Alexander Kiprov

Personal information
- Full name: Alexander Alexandrov Kiprov
- Born: 11 September 1916 Sofia, Bulgaria
- Died: 6 June 2000 (aged 83) Sofia, Bulgaria

Chess career
- Country: Bulgaria

= Alexander Kiprov =

Bulgarian chess player

Alexander Alexandrov Kiprov (Александър Александров Кипров; 11 September 1916 – 6 June 2000) was a Bulgarian chess player and chess administrator.

==Biography==
Alexander Kiprov studied law at Sofia University. He worked as a judge.

Alexander Kiprov played for Bulgaria in the Chess Olympiad:
- In 1939, at third board in the 8th Chess Olympiad in Buenos Aires (+2, =7, -4).

Alexander Kiprov played for Bulgaria in the unofficial Chess Olympiad:
- In 1936, at fourth board in the 3rd unofficial Chess Olympiad in Munich (+2, =3, -14).

Alexander Kiprov played for Bulgaria in the Men's Chess Balkaniad:
- In 1946, at sixth board in the 1st Men's Chess Balkaniad in Belgrade (+1, =1, -1) and won team bronze and individual silver medals.

Later Alexander Kiprov played correspondence chess actively. In 1964 he won the Bulgarian Correspondence Chess Championship, and later helped the Bulgarian national team to win silver medals at the 7th Correspondence Chess Olympiad (1972–1976).

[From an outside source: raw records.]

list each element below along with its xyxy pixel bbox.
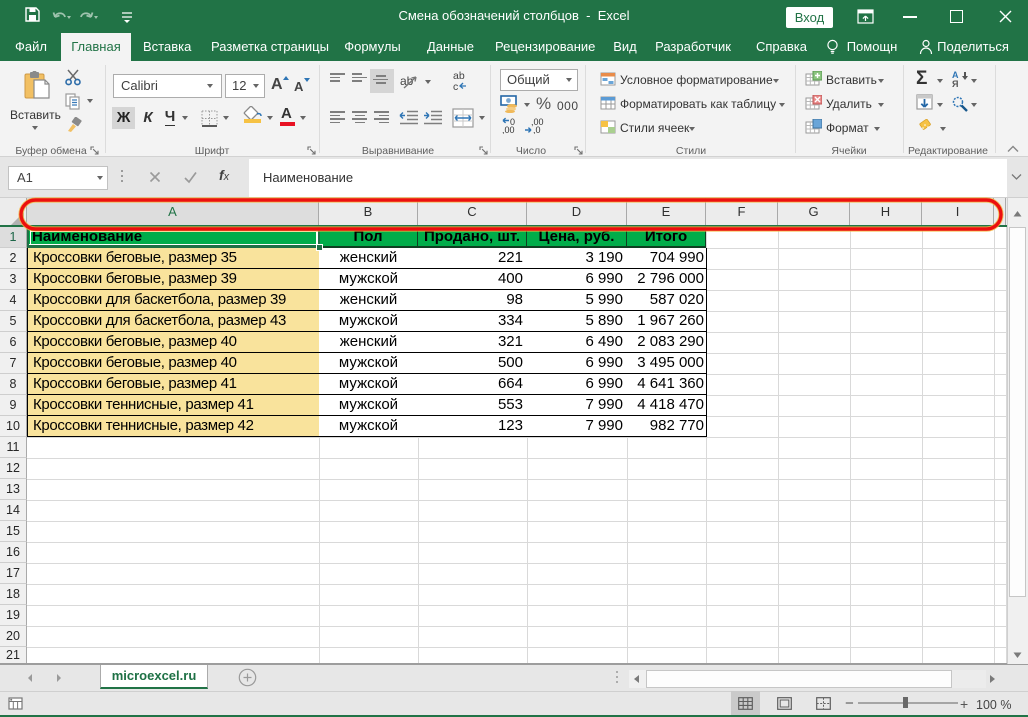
svg-text:,00: ,00 <box>502 125 515 134</box>
svg-text:,0: ,0 <box>533 125 541 134</box>
svg-text:Я: Я <box>952 79 958 87</box>
svg-text:c: c <box>453 81 458 92</box>
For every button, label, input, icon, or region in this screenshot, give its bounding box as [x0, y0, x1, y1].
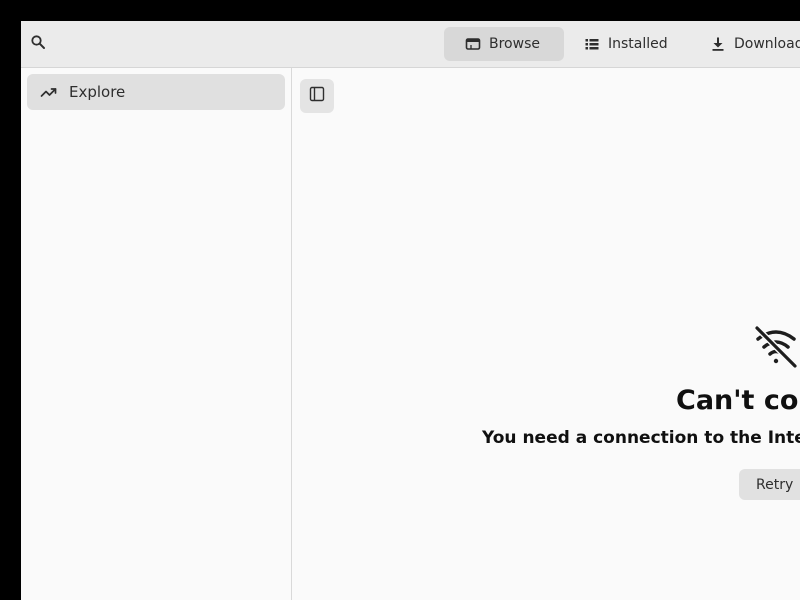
app-window: Browse Installed Download Explore Can't …	[21, 21, 800, 600]
tab-installed[interactable]: Installed	[563, 27, 693, 61]
sidebar: Explore	[21, 68, 292, 600]
tab-browse[interactable]: Browse	[444, 27, 564, 61]
sidebar-item-explore[interactable]: Explore	[27, 74, 285, 110]
trending-up-icon	[40, 83, 58, 101]
main-content: Can't connect You need a connection to t…	[292, 68, 800, 600]
download-icon	[710, 36, 726, 52]
retry-button[interactable]: Retry	[739, 469, 800, 500]
tab-browse-label: Browse	[489, 36, 540, 52]
status-description: You need a connection to the Internet	[482, 428, 800, 448]
status-title: Can't connect	[676, 385, 800, 416]
search-icon	[30, 34, 46, 54]
search-button[interactable]	[28, 34, 48, 54]
headerbar: Browse Installed Download	[21, 21, 800, 68]
sidebar-item-label: Explore	[69, 83, 126, 101]
list-icon	[584, 36, 600, 52]
status-page: Can't connect You need a connection to t…	[292, 68, 800, 600]
browse-window-icon	[465, 36, 481, 52]
wifi-off-icon	[754, 325, 798, 369]
tab-installed-label: Installed	[608, 36, 668, 52]
tab-downloads[interactable]: Downloads	[689, 27, 800, 61]
tab-downloads-label: Downloads	[734, 36, 800, 52]
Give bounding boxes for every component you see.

For many years Alexander Kiprov was vice president of Bulgarian Chess Federation. Also he was author of many chess books.

== Bibliography ==
- Терминология на шахматната игра (Terminology of the chess game), Publishing house „Медицина и физкултура“, Sofia 1957;
- XV шахматна олимпиада (XV Chess Olympiad), Andrey Malchev/Oleg Neikirch/Alexander Kiprov, Publishing house „Медицина и физкултура“, 1963;
- Идеите на шахматните комбинации (The ideas of chess combinations), 1974;
- Как бихте играли? (How would you play?), Publishing house „Медицина и физкултура“, Sofia, 1977;
- Да се посмеем, шахматисти (Let's laugh, chess players), Publishing house „Медицина и физкултура“, Sofia, 1985;
- 50 години кореспондентен шах в България (50 years of correspondence chess in Bulgaria), Alexander Kiprov/Georgy Sapundzhiev/Stefan Sergiev, Publishing house „Национален център за шахматна информация“, Sofia, 1990.